Bull Flat Fire spot

Photo: www.inciweb.org

The Bull Flat Fire on Fort Apache Indian Agency land in eastern Arizona.

Four fast-moving wildfires have consumed more than 22,000 acres in Arizona's rugged central and eastern mountain ranges. More than 1,200 firefighters, supported by aircraft, were working to contain the flames.

Extremely dry and hot conditions and the threat of more fires led the Arizona Forestry Division on Wednesday to expand fire restrictions on state lands to all 15 counties. Earlier in May, it had imposed restrictions in six southeastern Arizona counties.

The historic town of Crown King remained evacuated as a fire burning all week filled the region with smoke and ash. The Gladiator Fire was reported at 6,400 acres and growing, with firefighters worried about the effects of expected 40 mph winds Thursday afternoon.

The Gladiator Fire had destroyed three homes, and firefighters were working to protect other structures on the eastern edge of the town. Crown King residents were being housed at Bradshaw Mountain High School East Campus in Prescott Valley in a shelter being run by the Red Cross.

The biggest fire, burning 21 miles south of Payson, more than doubled in size between Tuesday and Wednesday, and it was estimated at 12,500 acres Thursday morning. The Sunflower Fire was moving through extremely dry grasses, pinon pine and cypress trees.

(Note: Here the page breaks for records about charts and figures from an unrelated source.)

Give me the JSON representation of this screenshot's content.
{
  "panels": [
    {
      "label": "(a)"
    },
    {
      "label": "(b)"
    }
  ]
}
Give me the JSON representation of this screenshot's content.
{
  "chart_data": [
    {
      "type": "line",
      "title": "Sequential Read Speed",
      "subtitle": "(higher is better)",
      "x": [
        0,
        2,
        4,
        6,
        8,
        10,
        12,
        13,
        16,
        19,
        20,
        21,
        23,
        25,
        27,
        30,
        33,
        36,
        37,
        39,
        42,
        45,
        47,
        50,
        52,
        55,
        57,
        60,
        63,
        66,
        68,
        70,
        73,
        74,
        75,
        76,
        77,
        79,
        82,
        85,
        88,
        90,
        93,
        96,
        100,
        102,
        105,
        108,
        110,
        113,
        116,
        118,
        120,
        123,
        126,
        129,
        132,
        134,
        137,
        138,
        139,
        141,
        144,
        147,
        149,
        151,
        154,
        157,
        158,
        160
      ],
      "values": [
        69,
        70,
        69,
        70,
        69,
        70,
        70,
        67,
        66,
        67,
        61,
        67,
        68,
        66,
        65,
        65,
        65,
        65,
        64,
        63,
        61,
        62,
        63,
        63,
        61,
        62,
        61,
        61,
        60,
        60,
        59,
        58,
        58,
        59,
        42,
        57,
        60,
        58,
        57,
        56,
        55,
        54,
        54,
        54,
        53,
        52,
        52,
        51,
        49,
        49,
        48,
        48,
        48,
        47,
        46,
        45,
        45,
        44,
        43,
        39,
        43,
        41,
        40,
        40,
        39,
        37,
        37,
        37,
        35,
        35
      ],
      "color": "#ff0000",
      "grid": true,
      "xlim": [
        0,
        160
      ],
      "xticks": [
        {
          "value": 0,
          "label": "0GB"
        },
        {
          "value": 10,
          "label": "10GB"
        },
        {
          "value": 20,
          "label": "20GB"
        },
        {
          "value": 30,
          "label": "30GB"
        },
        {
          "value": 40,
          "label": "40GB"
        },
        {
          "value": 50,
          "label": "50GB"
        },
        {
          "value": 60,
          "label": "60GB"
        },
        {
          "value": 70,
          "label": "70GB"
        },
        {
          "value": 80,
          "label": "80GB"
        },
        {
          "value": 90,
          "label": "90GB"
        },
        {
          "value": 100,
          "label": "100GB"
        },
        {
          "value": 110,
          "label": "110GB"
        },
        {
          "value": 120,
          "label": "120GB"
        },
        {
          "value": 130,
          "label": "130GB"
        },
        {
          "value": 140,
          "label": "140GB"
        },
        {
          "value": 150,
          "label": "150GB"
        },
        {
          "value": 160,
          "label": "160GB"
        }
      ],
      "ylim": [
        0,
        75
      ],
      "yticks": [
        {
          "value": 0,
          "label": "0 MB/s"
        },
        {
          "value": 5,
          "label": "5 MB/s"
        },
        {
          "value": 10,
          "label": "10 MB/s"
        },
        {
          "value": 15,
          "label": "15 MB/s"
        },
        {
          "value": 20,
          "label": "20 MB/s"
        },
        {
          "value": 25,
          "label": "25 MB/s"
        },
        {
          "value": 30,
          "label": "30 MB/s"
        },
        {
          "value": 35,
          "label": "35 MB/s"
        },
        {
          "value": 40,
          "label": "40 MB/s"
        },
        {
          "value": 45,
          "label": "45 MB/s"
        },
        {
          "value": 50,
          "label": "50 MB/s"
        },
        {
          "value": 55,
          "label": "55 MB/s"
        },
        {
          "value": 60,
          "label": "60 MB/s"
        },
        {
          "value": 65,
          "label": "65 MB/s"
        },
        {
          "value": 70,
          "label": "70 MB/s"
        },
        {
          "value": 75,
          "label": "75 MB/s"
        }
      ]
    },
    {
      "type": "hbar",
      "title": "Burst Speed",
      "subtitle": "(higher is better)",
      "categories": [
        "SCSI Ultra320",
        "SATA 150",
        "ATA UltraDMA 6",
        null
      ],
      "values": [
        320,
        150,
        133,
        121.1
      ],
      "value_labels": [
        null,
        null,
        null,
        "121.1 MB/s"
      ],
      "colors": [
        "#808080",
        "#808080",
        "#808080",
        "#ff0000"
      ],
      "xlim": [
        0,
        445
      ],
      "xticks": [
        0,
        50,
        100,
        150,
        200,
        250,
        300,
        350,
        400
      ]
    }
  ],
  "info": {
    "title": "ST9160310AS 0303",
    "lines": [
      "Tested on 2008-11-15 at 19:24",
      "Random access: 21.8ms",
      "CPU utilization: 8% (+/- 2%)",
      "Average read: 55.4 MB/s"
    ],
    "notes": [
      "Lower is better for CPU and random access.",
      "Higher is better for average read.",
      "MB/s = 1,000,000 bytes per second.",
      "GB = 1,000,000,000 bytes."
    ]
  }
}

The federal Incident Information System website, which carries wildfire information nationally, reported that the Sunflower Fire was 10 percent contained. A wind shift in the previous 24 hours was sending smoke from the fire to the northwest, with potential impact on Flagstaff, the report said.

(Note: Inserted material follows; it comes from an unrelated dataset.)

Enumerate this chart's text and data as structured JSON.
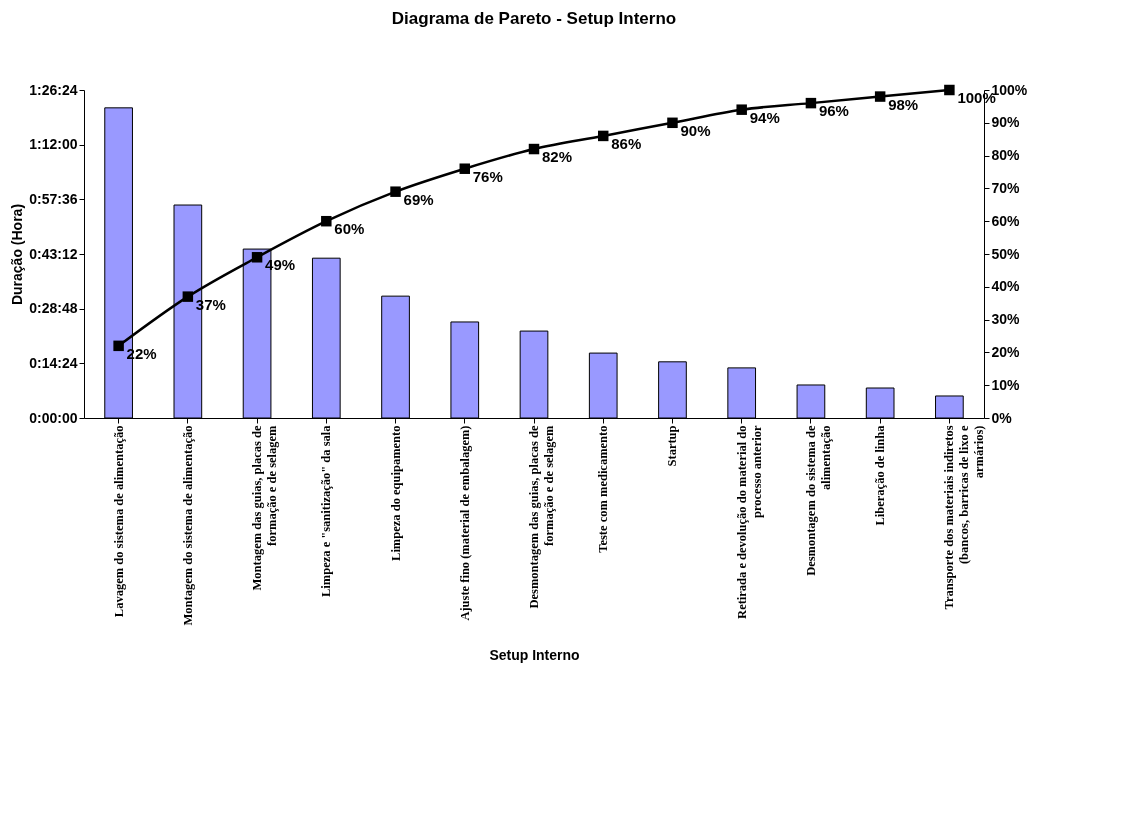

A third fire burned 1,900 acres on the Fort Apache Indian Reservation and was predicted to go to 5,000 acres before being controlled. It was 45 percent contained and was burning on the scar of the Chediski Fire, which burned in 2002, the InciWeb website reported.

The Elwood Fire burning on the San Carlos Indian Reservation consumed more than 1,500 acres and was 5 percent contained.

In Southern Arizona, Coronado National Forest implemented fire restrictions this week because of increased danger, as did Coconino National Forest Wednesday.

Fires, campfires, charcoal, coal and wood stove fires, except within a developed recreation site, are all prohibited. Smoking is also forbidden, except within an enclosed vehicle or building, a developed recreation site or in an area cleared of all flammable material.

State Forester Scott Hunt announced in a press release that fire restrictions will take effect Friday morning on all unincorporarted state trust lands, Game and Fish wildlife areas and state parks. Campfires, charcoal-burning devices and use of fireworks and acetylene and other torches will be prohibited.

Information on active wildfires in Arizona is available at the federal government's InciWeb website.